Now lets see the second example:
int main() {
const int Nbatch = 10;
const int Nx = 5;
A obj2;
{
A obj1(Nbatch, Nx);
obj2 = obj1;
} /* here obj1 goes out of scope */
fft_execute_forward(obj2._data, &obj2._handle);
return 0;
}
here, obj1
goes out of scope before fft is performed on the data of object 2.
The output of nvprof for this program is:
(base) ahadji05@ahadji05:~/Downloads$ sudo nvprof ./a.out
==18394== NVPROF is profiling process 18394, command: ./a.out
==18394== Profiling application: ./a.out
==18394== Profiling result:
Type Time(%) Time Calls Avg Min Max Name
GPU activities: 100.00% 3.1040us 1 3.1040us 3.1040us 3.1040us [CUDA memcpy DtoD]
API calls: 56.06% 140.70ms 4 35.176ms 4.1090us 140.58ms cudaFree
43.55% 109.30ms 3 36.433ms 4.0100us 109.28ms cudaMalloc
0.19% 476.65us 2 238.32us 234.50us 242.15us cuDeviceTotalMem
0.10% 244.44us 191 1.2790us 103ns 57.878us cuDeviceGetAttribute
0.06% 160.48us 1 160.48us 160.48us 160.48us cudaGetDeviceProperties
0.01% 35.673us 2 17.836us 17.332us 18.341us cuDeviceGetName
0.01% 23.878us 1 23.878us 23.878us 23.878us cudaMemcpy
0.00% 10.829us 1 10.829us 10.829us 10.829us cuDeviceGetPCIBusId
0.00% 4.4690us 7 638ns 260ns 1.5210us cudaGetDevice
0.00% 2.2000us 4 550ns 115ns 1.0350us cuDeviceGetCount
0.00% 1.4250us 1 1.4250us 1.4250us 1.4250us cuInit
0.00% 1.1820us 3 394ns 198ns 748ns cuDeviceGet
0.00% 399ns 2 199ns 189ns 210ns cuDeviceGetUuid
0.00% 361ns 1 361ns 361ns 361ns cuDriverGetVersion
We have a silence fail of the function call fft_execute_forward(obj2._data, &obj2._handle);
The _data
of obj2
are still accessible on the host (I checked this with a cudaMemcpy that is not shown here)! Thus, I strongly believe that the silence failure of FFT is because the _handle
of obj2
has been invalidated when obj1
gone out of scope!
@njuffa This is what I expect from the copy operation to do, to make a separate copy of the cufftHandle
with its own copy of the data that describe the plan, in this case, batched 1D ffts.
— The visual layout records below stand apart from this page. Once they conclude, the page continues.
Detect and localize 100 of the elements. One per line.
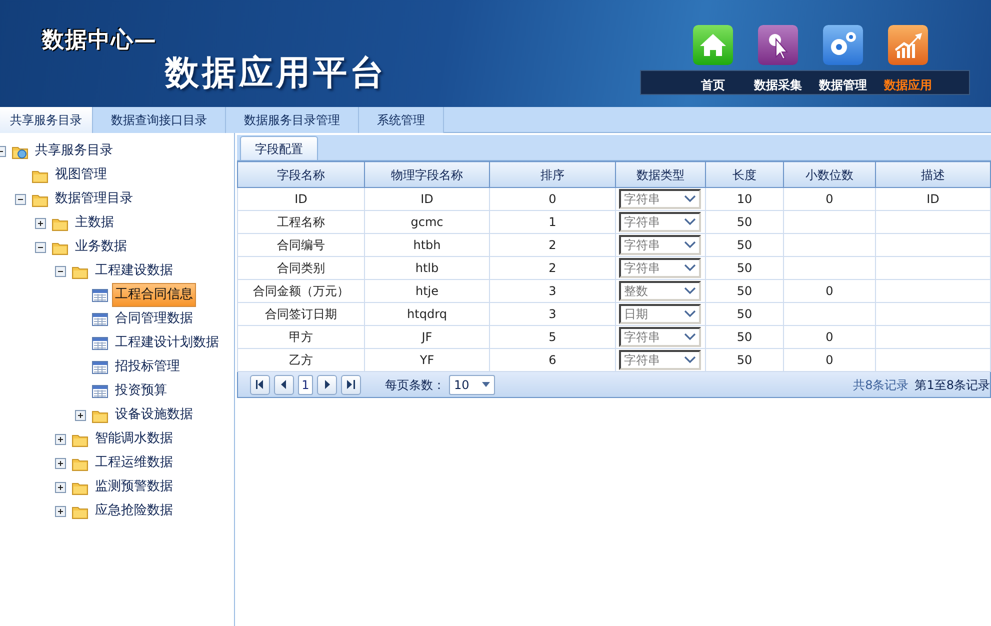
table-cell: 甲方	[238, 326, 364, 348]
table-icon	[92, 312, 108, 326]
type-dropdown[interactable]: 字符串	[619, 235, 701, 255]
table-cell: htlb	[364, 256, 490, 280]
table-cell: 50	[706, 280, 784, 302]
skip-icon	[347, 380, 355, 389]
next-page-button[interactable]	[317, 374, 337, 394]
type-dropdown[interactable]: 字符串	[619, 189, 701, 209]
table-cell: 合同签订日期	[238, 302, 364, 326]
nav-button[interactable]: 数据管理	[815, 25, 871, 94]
tree-item[interactable]: 投资预算	[112, 379, 170, 403]
collapse-icon[interactable]	[15, 194, 26, 204]
tree-item[interactable]: 工程合同信息	[112, 283, 196, 307]
table-cell: 50	[706, 326, 784, 348]
table-cell: ID	[238, 188, 364, 210]
tree-item[interactable]: 智能调水数据	[92, 427, 176, 451]
table-cell: 50	[706, 234, 784, 256]
tree-item[interactable]: 应急抢险数据	[92, 499, 176, 523]
type-dropdown[interactable]: 字符串	[619, 327, 701, 347]
tree-item[interactable]: 工程建设计划数据	[112, 331, 222, 355]
tab[interactable]: 共享服务目录	[0, 107, 93, 133]
chevron-icon	[684, 310, 696, 318]
table-cell: 合同金额（万元）	[238, 280, 364, 302]
expand-icon[interactable]	[75, 410, 86, 420]
tab[interactable]: 系统管理	[359, 107, 444, 133]
column-header: 数据类型	[616, 162, 706, 188]
skip-icon	[256, 380, 264, 389]
table-cell: ID	[364, 188, 490, 210]
tab[interactable]: 字段配置	[240, 136, 318, 160]
tree-item[interactable]: 业务数据	[72, 235, 130, 259]
table-cell: 50	[706, 210, 784, 234]
chevron-icon	[684, 241, 696, 249]
table-cell: 合同编号	[238, 234, 364, 256]
tree-item[interactable]: 工程建设数据	[92, 259, 176, 283]
table-cell: gcmc	[364, 210, 490, 234]
table-cell: htje	[364, 280, 490, 302]
type-dropdown[interactable]: 字符串	[619, 212, 701, 232]
page-size-dropdown[interactable]: 10	[449, 374, 495, 394]
chevron-icon	[684, 356, 696, 364]
tree-item[interactable]: 合同管理数据	[112, 307, 196, 331]
tree-item[interactable]: 主数据	[72, 211, 117, 235]
tab[interactable]: 数据查询接口目录	[93, 107, 226, 133]
table-cell: htqdrq	[364, 302, 490, 326]
column-header: 排序	[490, 162, 616, 188]
first-page-button[interactable]	[250, 374, 270, 394]
table-cell: 1	[490, 210, 616, 234]
table-cell: 50	[706, 256, 784, 280]
table-cell: 2	[490, 234, 616, 256]
type-dropdown[interactable]: 日期	[619, 304, 701, 324]
table-cell: 2	[490, 256, 616, 280]
tree-item[interactable]: 共享服务目录	[32, 139, 116, 163]
tree-item[interactable]: 工程运维数据	[92, 451, 176, 475]
triangle-icon	[324, 380, 330, 389]
nav-button[interactable]: 首页	[685, 25, 741, 94]
expand-icon[interactable]	[55, 434, 66, 444]
type-dropdown[interactable]: 字符串	[619, 258, 701, 278]
chart-icon	[888, 25, 928, 65]
tree-item[interactable]: 视图管理	[52, 163, 110, 187]
gear-icon	[823, 25, 863, 65]
column-header: 小数位数	[784, 162, 876, 188]
table-cell: 0	[784, 326, 876, 348]
chevron-icon	[684, 287, 696, 295]
tree-item[interactable]: 数据管理目录	[52, 187, 136, 211]
expand-icon[interactable]	[55, 458, 66, 468]
table-icon	[92, 360, 108, 374]
tree-item[interactable]: 监测预警数据	[92, 475, 176, 499]
column-header: 长度	[706, 162, 784, 188]
nav-button[interactable]: 数据采集	[750, 25, 806, 94]
table-cell: 0	[490, 188, 616, 210]
table-cell: 5	[490, 326, 616, 348]
page-number-field[interactable]: 1	[298, 374, 313, 394]
table-cell: ID	[876, 188, 990, 210]
previous-page-button[interactable]	[274, 374, 294, 394]
chevron-icon	[684, 333, 696, 341]
table-cell: 3	[490, 280, 616, 302]
page-size-label: 每页条数：	[385, 376, 445, 394]
pointer-icon	[758, 25, 798, 65]
type-dropdown[interactable]: 字符串	[619, 350, 701, 370]
banner-subtitle: 数据中心—	[42, 26, 157, 55]
caret-icon	[482, 382, 490, 387]
last-page-button[interactable]	[341, 374, 361, 394]
home-icon	[693, 25, 733, 65]
collapse-icon[interactable]	[55, 266, 66, 276]
type-dropdown[interactable]: 整数	[619, 281, 701, 301]
collapse-icon[interactable]	[35, 242, 46, 252]
record-total: 共8条记录	[853, 376, 910, 394]
column-header: 字段名称	[238, 162, 364, 188]
nav-button[interactable]: 数据应用	[880, 25, 936, 94]
expand-icon[interactable]	[55, 482, 66, 492]
tab[interactable]: 数据服务目录管理	[226, 107, 359, 133]
table-icon	[92, 336, 108, 350]
expand-icon[interactable]	[35, 218, 46, 228]
tree-item[interactable]: 招投标管理	[112, 355, 183, 379]
expand-icon[interactable]	[55, 506, 66, 516]
column-header: 物理字段名称	[364, 162, 490, 188]
chevron-icon	[684, 264, 696, 272]
chevron-icon	[684, 195, 696, 203]
column-header: 描述	[876, 162, 990, 188]
tree-item[interactable]: 设备设施数据	[112, 403, 196, 427]
table-cell: 50	[706, 302, 784, 326]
@Robert_Crovella the cufftHandle
is copied to a different memory location, however the plan descriptor for the FFTs I guess it is not, right?
Again thank you for your help and I hope my example is clear!
please let me know if I misunderstood or misinterpreted anything.